В ожидании, пока Елизавета освободится, Аня сидела на серой, вымытой дождями и высушенной солнцем скамейке под окном. Солнце догорало за озером.
Даже его совсем уже косые, последние лучи жгли слишком горячо. Можно сказать, довольно зло припекали лицо и слепили глаза.
«Какое все-таки оно странное, это лето, — между тем думала Анна. — Ведь уже почти скоро ночь. И солнце, того и гляди, сейчас в воде потонет, а какое еще жгучее. Тяжелое лето!»

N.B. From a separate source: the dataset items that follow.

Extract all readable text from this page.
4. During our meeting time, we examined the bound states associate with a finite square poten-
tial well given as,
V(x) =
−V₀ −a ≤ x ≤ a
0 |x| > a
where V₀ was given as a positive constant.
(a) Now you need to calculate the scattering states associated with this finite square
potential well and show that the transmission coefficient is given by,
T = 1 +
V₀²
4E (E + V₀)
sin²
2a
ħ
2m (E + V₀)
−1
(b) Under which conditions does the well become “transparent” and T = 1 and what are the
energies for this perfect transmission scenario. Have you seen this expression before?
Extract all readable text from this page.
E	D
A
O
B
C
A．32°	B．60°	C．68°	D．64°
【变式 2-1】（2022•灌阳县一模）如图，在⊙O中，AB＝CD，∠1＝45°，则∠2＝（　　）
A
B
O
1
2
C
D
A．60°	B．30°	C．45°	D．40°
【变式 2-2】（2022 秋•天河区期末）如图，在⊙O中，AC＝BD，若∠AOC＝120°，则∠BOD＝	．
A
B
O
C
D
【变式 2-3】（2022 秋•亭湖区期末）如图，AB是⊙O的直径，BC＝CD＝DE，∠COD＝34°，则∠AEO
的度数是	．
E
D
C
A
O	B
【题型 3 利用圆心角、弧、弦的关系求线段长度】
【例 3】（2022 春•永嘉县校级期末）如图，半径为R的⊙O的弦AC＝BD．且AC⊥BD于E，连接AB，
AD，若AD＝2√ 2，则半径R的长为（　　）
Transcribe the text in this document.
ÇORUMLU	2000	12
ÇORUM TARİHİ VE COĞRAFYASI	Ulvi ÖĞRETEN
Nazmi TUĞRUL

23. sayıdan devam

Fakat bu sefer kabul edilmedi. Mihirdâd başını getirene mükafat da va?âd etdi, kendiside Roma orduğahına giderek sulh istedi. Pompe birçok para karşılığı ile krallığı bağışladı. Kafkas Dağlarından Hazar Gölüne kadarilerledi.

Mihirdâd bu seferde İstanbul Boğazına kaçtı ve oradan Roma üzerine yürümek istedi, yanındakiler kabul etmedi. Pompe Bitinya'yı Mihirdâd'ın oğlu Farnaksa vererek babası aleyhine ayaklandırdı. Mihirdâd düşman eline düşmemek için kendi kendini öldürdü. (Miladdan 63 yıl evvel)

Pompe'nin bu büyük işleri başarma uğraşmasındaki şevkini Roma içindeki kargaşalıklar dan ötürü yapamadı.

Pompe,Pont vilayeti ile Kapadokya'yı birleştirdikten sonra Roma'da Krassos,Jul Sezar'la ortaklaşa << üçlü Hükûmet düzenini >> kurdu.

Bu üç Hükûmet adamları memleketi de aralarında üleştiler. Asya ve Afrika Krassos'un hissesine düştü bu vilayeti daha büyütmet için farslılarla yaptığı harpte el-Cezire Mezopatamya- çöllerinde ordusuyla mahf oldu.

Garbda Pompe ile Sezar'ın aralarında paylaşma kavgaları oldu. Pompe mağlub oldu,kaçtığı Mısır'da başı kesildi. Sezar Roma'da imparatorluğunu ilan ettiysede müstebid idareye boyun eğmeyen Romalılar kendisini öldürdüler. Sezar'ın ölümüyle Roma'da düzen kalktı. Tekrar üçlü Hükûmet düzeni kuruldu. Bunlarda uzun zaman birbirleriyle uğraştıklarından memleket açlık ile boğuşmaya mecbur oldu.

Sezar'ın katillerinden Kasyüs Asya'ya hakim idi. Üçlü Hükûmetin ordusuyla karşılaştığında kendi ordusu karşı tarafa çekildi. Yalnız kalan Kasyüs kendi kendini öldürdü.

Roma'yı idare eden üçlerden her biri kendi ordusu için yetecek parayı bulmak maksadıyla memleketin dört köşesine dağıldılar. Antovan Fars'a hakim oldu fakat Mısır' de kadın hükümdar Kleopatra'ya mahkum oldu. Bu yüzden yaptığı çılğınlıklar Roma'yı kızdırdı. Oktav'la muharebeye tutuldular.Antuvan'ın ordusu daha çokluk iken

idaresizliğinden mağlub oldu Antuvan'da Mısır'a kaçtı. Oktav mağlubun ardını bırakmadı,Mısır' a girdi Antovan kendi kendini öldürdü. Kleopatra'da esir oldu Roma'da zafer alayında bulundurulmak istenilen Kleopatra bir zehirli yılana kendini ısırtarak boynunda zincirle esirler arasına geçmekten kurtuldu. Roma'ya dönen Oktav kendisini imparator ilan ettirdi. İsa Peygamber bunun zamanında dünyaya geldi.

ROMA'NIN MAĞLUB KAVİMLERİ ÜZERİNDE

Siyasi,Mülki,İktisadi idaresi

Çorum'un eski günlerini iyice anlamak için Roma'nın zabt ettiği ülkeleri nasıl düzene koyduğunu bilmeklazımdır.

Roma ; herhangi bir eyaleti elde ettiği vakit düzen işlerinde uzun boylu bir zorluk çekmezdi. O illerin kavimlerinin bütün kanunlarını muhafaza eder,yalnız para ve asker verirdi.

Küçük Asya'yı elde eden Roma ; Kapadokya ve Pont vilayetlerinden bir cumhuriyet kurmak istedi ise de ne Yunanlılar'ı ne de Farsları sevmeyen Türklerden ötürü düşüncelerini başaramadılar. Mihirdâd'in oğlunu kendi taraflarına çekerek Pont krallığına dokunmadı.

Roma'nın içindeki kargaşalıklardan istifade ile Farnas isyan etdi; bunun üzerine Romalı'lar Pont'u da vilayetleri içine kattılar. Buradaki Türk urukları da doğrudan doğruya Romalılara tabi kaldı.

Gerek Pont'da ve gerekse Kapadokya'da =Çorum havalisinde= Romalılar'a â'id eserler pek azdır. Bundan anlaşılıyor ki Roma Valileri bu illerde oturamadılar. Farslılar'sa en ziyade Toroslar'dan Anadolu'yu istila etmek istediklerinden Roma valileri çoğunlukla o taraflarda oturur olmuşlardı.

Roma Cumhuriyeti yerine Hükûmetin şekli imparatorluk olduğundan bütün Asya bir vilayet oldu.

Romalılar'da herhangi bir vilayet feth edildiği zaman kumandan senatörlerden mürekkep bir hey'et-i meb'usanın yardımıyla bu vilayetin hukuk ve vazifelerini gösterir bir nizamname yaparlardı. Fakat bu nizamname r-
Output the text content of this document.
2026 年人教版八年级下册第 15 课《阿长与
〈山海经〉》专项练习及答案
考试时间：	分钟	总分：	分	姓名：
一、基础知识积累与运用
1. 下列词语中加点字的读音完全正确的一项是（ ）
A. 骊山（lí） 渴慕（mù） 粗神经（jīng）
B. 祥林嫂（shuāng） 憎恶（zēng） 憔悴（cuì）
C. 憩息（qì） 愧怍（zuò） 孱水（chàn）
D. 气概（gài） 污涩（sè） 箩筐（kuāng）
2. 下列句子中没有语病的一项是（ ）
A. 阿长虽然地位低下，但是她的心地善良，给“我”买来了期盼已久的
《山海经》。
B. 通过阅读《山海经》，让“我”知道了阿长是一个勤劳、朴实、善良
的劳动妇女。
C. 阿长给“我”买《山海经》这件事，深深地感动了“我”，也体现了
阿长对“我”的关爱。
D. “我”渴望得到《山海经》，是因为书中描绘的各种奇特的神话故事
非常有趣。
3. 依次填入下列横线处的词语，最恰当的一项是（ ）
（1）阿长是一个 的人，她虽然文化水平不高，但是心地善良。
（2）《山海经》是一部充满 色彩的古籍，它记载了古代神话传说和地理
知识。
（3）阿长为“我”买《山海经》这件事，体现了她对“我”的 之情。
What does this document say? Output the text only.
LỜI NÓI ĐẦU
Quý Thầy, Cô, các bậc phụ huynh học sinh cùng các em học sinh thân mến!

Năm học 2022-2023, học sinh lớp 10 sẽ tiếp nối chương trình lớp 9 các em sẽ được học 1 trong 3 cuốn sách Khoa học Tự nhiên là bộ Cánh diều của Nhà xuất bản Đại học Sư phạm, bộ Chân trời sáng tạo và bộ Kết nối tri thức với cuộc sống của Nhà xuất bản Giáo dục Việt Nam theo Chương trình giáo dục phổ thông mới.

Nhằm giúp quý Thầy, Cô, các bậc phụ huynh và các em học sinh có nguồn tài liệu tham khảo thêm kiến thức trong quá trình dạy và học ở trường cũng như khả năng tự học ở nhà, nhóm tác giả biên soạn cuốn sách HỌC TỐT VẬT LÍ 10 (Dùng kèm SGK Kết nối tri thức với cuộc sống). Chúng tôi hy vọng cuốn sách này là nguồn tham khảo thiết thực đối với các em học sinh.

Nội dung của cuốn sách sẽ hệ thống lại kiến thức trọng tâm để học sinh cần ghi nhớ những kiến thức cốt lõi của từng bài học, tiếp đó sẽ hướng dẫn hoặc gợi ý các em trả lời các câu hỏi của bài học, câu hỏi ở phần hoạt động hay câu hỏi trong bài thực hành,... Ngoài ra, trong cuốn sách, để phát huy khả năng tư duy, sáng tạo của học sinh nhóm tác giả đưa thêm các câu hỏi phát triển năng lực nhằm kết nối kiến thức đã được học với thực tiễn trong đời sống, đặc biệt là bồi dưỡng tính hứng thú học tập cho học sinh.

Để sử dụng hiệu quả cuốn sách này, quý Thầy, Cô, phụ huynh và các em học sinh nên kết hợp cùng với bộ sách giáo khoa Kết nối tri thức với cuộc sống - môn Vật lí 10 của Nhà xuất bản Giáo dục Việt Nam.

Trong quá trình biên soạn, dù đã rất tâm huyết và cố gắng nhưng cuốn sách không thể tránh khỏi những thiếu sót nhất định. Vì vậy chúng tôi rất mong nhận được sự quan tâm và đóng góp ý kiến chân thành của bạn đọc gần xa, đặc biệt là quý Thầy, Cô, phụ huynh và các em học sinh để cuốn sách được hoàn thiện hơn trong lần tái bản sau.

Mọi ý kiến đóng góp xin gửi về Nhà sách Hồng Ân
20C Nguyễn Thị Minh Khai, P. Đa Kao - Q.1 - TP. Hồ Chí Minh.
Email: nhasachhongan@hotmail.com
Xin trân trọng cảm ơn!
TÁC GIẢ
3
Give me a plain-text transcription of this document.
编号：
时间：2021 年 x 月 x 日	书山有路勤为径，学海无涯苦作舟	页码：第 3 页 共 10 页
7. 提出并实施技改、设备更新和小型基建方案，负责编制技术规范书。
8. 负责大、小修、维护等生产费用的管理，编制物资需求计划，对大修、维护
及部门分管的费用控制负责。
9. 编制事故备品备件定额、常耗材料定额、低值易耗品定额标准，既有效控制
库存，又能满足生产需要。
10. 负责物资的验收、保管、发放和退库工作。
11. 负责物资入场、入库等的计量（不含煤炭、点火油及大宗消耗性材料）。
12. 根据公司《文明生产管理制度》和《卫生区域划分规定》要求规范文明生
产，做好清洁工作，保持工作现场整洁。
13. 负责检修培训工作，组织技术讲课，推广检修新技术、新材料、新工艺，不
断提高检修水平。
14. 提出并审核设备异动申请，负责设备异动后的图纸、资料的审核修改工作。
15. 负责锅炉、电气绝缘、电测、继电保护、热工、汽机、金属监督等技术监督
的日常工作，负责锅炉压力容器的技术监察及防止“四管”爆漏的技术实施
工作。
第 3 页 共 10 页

Наконец последний краешек сверкающей горбушки потонул в воде…
И сразу розовое и сиреневое заполонило небо, смешало его с водой озера. Лес на другом берегу озера как-то угрожающе потемнел. Резко и четко прорисовались верхушки черных вековых елей…
Вспомнилось, ель — тяжелое дерево… Говорят, энергию вытягивает. А здесь все сплошь, наверное, вот такие тяжкие темные еловые леса.
Удивительное смешение красок и прозрачности в природе…
Светлова сидела, смотрела, вздыхала.
Было очень красиво и очень скучно.
«А пойду-ка я все-таки пошастаю, — подумала Анна про себя уже словами своей хозяйки. — Что я ей, грубиянке этой, клятву давала сидеть тут как привязанная? Время-то идет…»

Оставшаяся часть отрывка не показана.